For motivation of the term “local,” we might be interested in looking at polynomials in C[x] near x = 0. The ring C[x] has polynomials defined globally, i.e. for every x. Its fraction field, C(x), has quotients of polynomials, which many not be defined at some points. For instance, (x + 4)/(x – 3)(x – i) is not defined at 3 and i; But it’s defined near 0, e.g. for every point of distance to 0 of less than 1, so we should include it in an investigation of functions defined near 0.
The field C is algebraically closed, which means that every polynomial over C has a root. That means that the only irreducible elements of the PID C[x] are of the form x – a where a is some complex number. So every quotient in C(x) is a product of some linear polynomials divided by some other linear polynomials; and whenever a != 0, 1/(x – a) is defined near 0.

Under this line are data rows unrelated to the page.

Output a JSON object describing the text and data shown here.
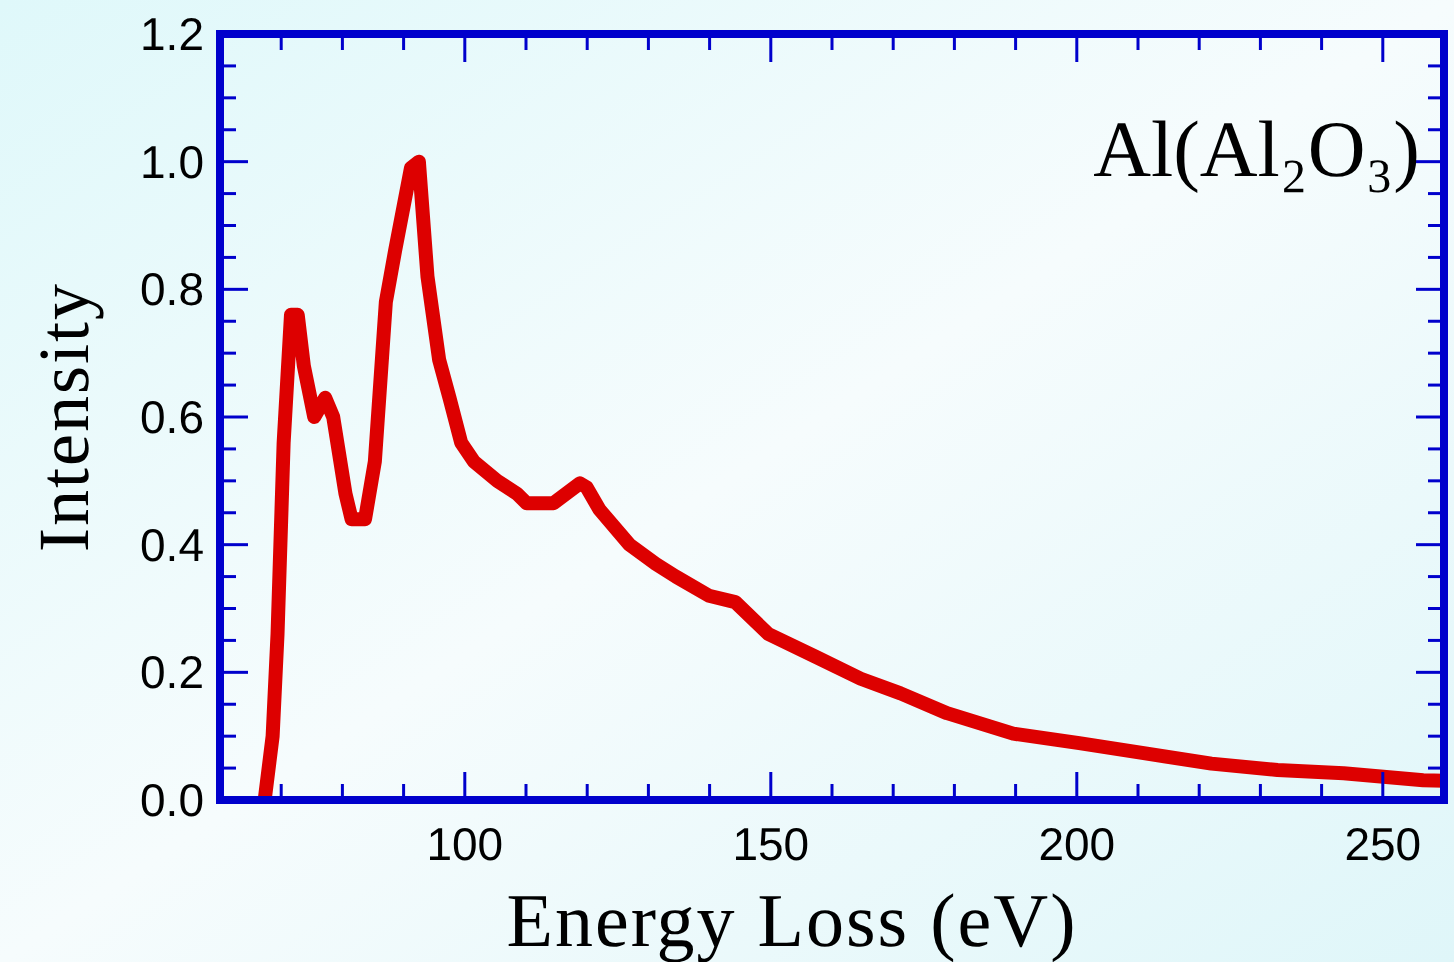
{
  "chart_data": {
    "type": "line",
    "xlabel": "Energy Loss (eV)",
    "ylabel": "Intensity",
    "annotations": [
      "Al(Al₂O₃)"
    ],
    "xlim": [
      60,
      260
    ],
    "ylim": [
      0,
      1.2
    ],
    "xticks": [
      {
        "value": 70,
        "label": null
      },
      {
        "value": 80,
        "label": null
      },
      {
        "value": 90,
        "label": null
      },
      100,
      {
        "value": 110,
        "label": null
      },
      {
        "value": 120,
        "label": null
      },
      {
        "value": 130,
        "label": null
      },
      {
        "value": 140,
        "label": null
      },
      150,
      {
        "value": 160,
        "label": null
      },
      {
        "value": 170,
        "label": null
      },
      {
        "value": 180,
        "label": null
      },
      {
        "value": 190,
        "label": null
      },
      200,
      {
        "value": 210,
        "label": null
      },
      {
        "value": 220,
        "label": null
      },
      {
        "value": 230,
        "label": null
      },
      {
        "value": 240,
        "label": null
      },
      250
    ],
    "yticks": [
      {
        "value": 0,
        "label": "0.0"
      },
      {
        "value": 0.05,
        "label": null
      },
      {
        "value": 0.1,
        "label": null
      },
      {
        "value": 0.15,
        "label": null
      },
      {
        "value": 0.2,
        "label": "0.2"
      },
      {
        "value": 0.25,
        "label": null
      },
      {
        "value": 0.3,
        "label": null
      },
      {
        "value": 0.35,
        "label": null
      },
      {
        "value": 0.4,
        "label": "0.4"
      },
      {
        "value": 0.45,
        "label": null
      },
      {
        "value": 0.5,
        "label": null
      },
      {
        "value": 0.55,
        "label": null
      },
      {
        "value": 0.6,
        "label": "0.6"
      },
      {
        "value": 0.65,
        "label": null
      },
      {
        "value": 0.7,
        "label": null
      },
      {
        "value": 0.75,
        "label": null
      },
      {
        "value": 0.8,
        "label": "0.8"
      },
      {
        "value": 0.85,
        "label": null
      },
      {
        "value": 0.9,
        "label": null
      },
      {
        "value": 0.95,
        "label": null
      },
      {
        "value": 1.0,
        "label": "1.0"
      },
      {
        "value": 1.05,
        "label": null
      },
      {
        "value": 1.1,
        "label": null
      },
      {
        "value": 1.15,
        "label": null
      },
      {
        "value": 1.2,
        "label": "1.2"
      }
    ],
    "grid": false,
    "marker": "none",
    "line_style": "solid",
    "series": [
      {
        "color": "#dd0000",
        "x": [
          67.3,
          68.6,
          69.4,
          70.4,
          71.6,
          72.7,
          73.7,
          75.4,
          77.2,
          78.5,
          80.5,
          81.5,
          83.7,
          85.3,
          87.1,
          88.6,
          91.2,
          92.5,
          93.9,
          95.8,
          97.5,
          99.4,
          101.5,
          105.3,
          108.5,
          110.1,
          114.5,
          118.8,
          119.9,
          122,
          126.9,
          131.2,
          134.5,
          139.9,
          144.2,
          149.6,
          157.2,
          164.7,
          171.2,
          178.8,
          189.6,
          200.4,
          211.2,
          222,
          232.8,
          243.6,
          256.6,
          260
        ],
        "values": [
          0,
          0.1,
          0.26,
          0.56,
          0.76,
          0.76,
          0.68,
          0.6,
          0.63,
          0.6,
          0.48,
          0.44,
          0.44,
          0.53,
          0.78,
          0.86,
          0.99,
          1.0,
          0.82,
          0.69,
          0.63,
          0.56,
          0.53,
          0.5,
          0.48,
          0.465,
          0.465,
          0.496,
          0.49,
          0.455,
          0.4,
          0.37,
          0.35,
          0.32,
          0.31,
          0.26,
          0.225,
          0.19,
          0.167,
          0.136,
          0.104,
          0.089,
          0.073,
          0.057,
          0.047,
          0.042,
          0.031,
          0.03
        ]
      }
    ]
  }
}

So if we’re just interested in quotients in C(x) that are defined near 0, we can just take all quotients without a factor x (i.e. x – a, a = 0) in the denominator. The set of all functions satisfying that condition forms a ring whose sole maximal ideal is the ideal of all functions that are 0 at 0, i.e. all functions that are divisible by x.
Generalizing this for rings in general, the a ring with only one maximal ideal is called a local ring, and to invert some elements of a ring – not necessarily in such a way that the result is a local ring – is to localize. If P is some prime ideal of a ring R, then the ring gotten from inverting all elements in R that are not in P is a local ring whose maximal ideal is P; this is called the local ring at P.

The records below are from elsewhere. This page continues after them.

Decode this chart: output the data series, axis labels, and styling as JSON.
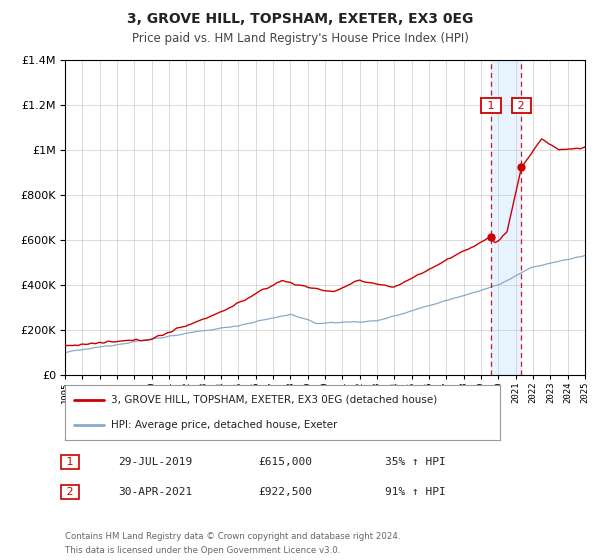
{
  "title": "3, GROVE HILL, TOPSHAM, EXETER, EX3 0EG",
  "subtitle": "Price paid vs. HM Land Registry's House Price Index (HPI)",
  "property_label": "3, GROVE HILL, TOPSHAM, EXETER, EX3 0EG (detached house)",
  "hpi_label": "HPI: Average price, detached house, Exeter",
  "property_color": "#cc0000",
  "hpi_color": "#88aacc",
  "sale1_date": "29-JUL-2019",
  "sale1_price": 615000,
  "sale1_pct": "35%",
  "sale2_date": "30-APR-2021",
  "sale2_price": 922500,
  "sale2_pct": "91%",
  "sale1_year": 2019.58,
  "sale2_year": 2021.33,
  "ylim_max": 1400000,
  "xlim_min": 1995,
  "xlim_max": 2025,
  "footer1": "Contains HM Land Registry data © Crown copyright and database right 2024.",
  "footer2": "This data is licensed under the Open Government Licence v3.0.",
  "background_color": "#ffffff",
  "grid_color": "#cccccc",
  "shade_color": "#ddeeff"
}
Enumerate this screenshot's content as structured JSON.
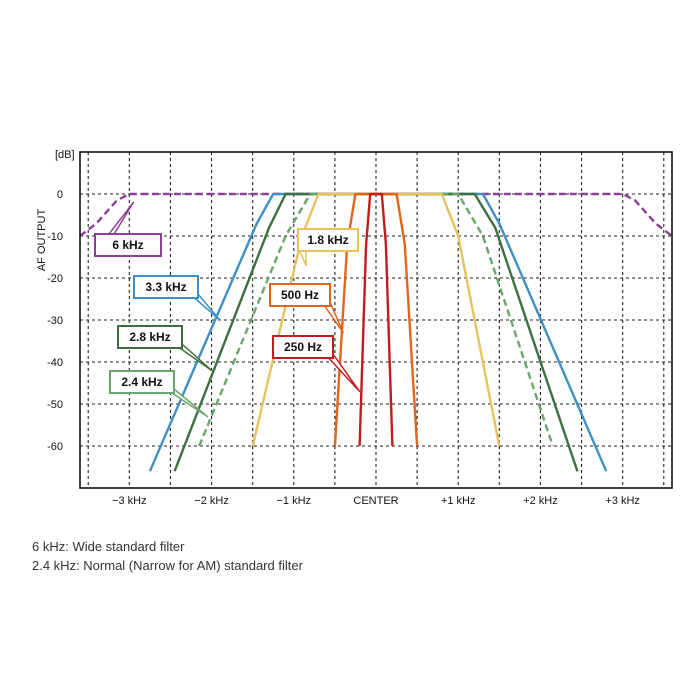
{
  "chart_data": {
    "type": "line",
    "ylabel": "AF OUTPUT",
    "yunit": "[dB]",
    "xlim": [
      -3.6,
      3.6
    ],
    "ylim": [
      -70,
      10
    ],
    "y_ticks": [
      0,
      -10,
      -20,
      -30,
      -40,
      -50,
      -60
    ],
    "y_tick_labels": [
      "0",
      "-10",
      "-20",
      "-30",
      "-40",
      "-50",
      "-60"
    ],
    "x_ticks": [
      -3,
      -2,
      -1,
      0,
      1,
      2,
      3
    ],
    "x_tick_labels": [
      "−3 kHz",
      "−2 kHz",
      "−1 kHz",
      "CENTER",
      "+1 kHz",
      "+2 kHz",
      "+3 kHz"
    ],
    "grid": true,
    "series": [
      {
        "name": "6 kHz",
        "color": "#8b3f98",
        "dashed": true,
        "x": [
          -3.6,
          -3.4,
          -3.15,
          -3.0,
          3.0,
          3.15,
          3.4,
          3.6
        ],
        "y": [
          -10,
          -7,
          -1.5,
          0,
          0,
          -1.5,
          -7,
          -10
        ]
      },
      {
        "name": "3.3 kHz",
        "color": "#3f8fc4",
        "dashed": false,
        "x": [
          -2.75,
          -1.45,
          -1.25,
          1.3,
          1.5,
          2.8
        ],
        "y": [
          -66,
          -7,
          0,
          0,
          -7,
          -66
        ]
      },
      {
        "name": "2.8 kHz",
        "color": "#3f6f3f",
        "dashed": false,
        "x": [
          -2.45,
          -1.3,
          -1.1,
          1.2,
          1.45,
          2.45
        ],
        "y": [
          -66,
          -8,
          0,
          0,
          -8,
          -66
        ]
      },
      {
        "name": "2.4 kHz",
        "color": "#6aa66a",
        "dashed": true,
        "x": [
          -2.15,
          -1.1,
          -0.8,
          1.0,
          1.3,
          2.15
        ],
        "y": [
          -60,
          -10,
          0,
          0,
          -10,
          -60
        ]
      },
      {
        "name": "1.8 kHz",
        "color": "#e8c15a",
        "dashed": false,
        "x": [
          -1.5,
          -0.9,
          -0.7,
          0.8,
          1.0,
          1.5
        ],
        "y": [
          -60,
          -10,
          0,
          0,
          -10,
          -60
        ]
      },
      {
        "name": "500 Hz",
        "color": "#e0651e",
        "dashed": false,
        "x": [
          -0.5,
          -0.35,
          -0.25,
          0.25,
          0.35,
          0.5
        ],
        "y": [
          -60,
          -12,
          0,
          0,
          -12,
          -60
        ]
      },
      {
        "name": "250 Hz",
        "color": "#c01e1e",
        "dashed": false,
        "x": [
          -0.2,
          -0.12,
          -0.07,
          0.07,
          0.12,
          0.2
        ],
        "y": [
          -60,
          -12,
          0,
          0,
          -12,
          -60
        ]
      }
    ],
    "annotations": [
      {
        "text": "6 kHz",
        "series": 0,
        "point": [
          -2.95,
          -2.0
        ]
      },
      {
        "text": "3.3 kHz",
        "series": 1,
        "point": [
          -1.9,
          -30
        ]
      },
      {
        "text": "2.8 kHz",
        "series": 2,
        "point": [
          -2.0,
          -42
        ]
      },
      {
        "text": "2.4 kHz",
        "series": 3,
        "point": [
          -2.05,
          -53
        ]
      },
      {
        "text": "1.8 kHz",
        "series": 4,
        "point": [
          -0.85,
          -17
        ]
      },
      {
        "text": "500 Hz",
        "series": 5,
        "point": [
          -0.4,
          -33
        ]
      },
      {
        "text": "250 Hz",
        "series": 6,
        "point": [
          -0.2,
          -47
        ]
      }
    ]
  },
  "captions": {
    "line1": "6 kHz: Wide standard filter",
    "line2": "2.4 kHz: Normal (Narrow for AM) standard filter"
  }
}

A global field is a field that in a certain sense contains global functions. Number fields are one example of a global field; the other is called function fields, which are finite extensions of F(p)(x), the field of functions in one variable over the finite field F(p). The term function field is algebraic-geometric, too; subject to a certain restriction, finite extensions of F(p)(x) are generated by a single element, with some minimal polynomial f(y). We can regard f(y) over the field F(p)(x) as g(x, y) over F(p) and then view the function field as the field of functions defined globally over the set of all elements (x, y) satisfying g(x, y) = 0.

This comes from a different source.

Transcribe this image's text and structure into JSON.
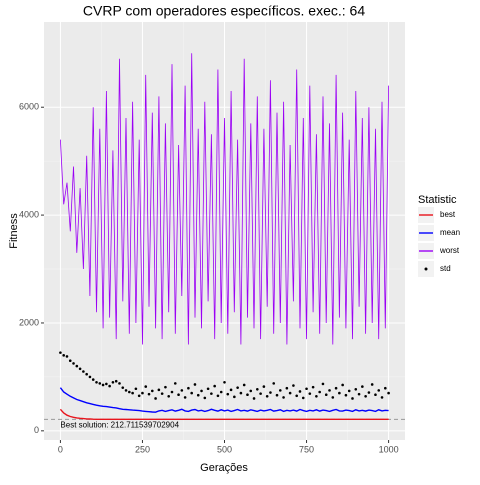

A local field is trickier – the idea is to take a global field’s ring of integers (in the function field case, it’s an extension of F(p)[x]), extract a prime ideal out of it, localize with respect to the ideal, and then take something called a completion. If K is any field, then localizing K[x] at x = 0 and then completing yields K[[x]], the ring of all possibly infinite polynomials in x. That ring is local, since it can be shown that (x) is the only maximal ideal; its fraction field, denoted K((x)) will then be an example of a local field.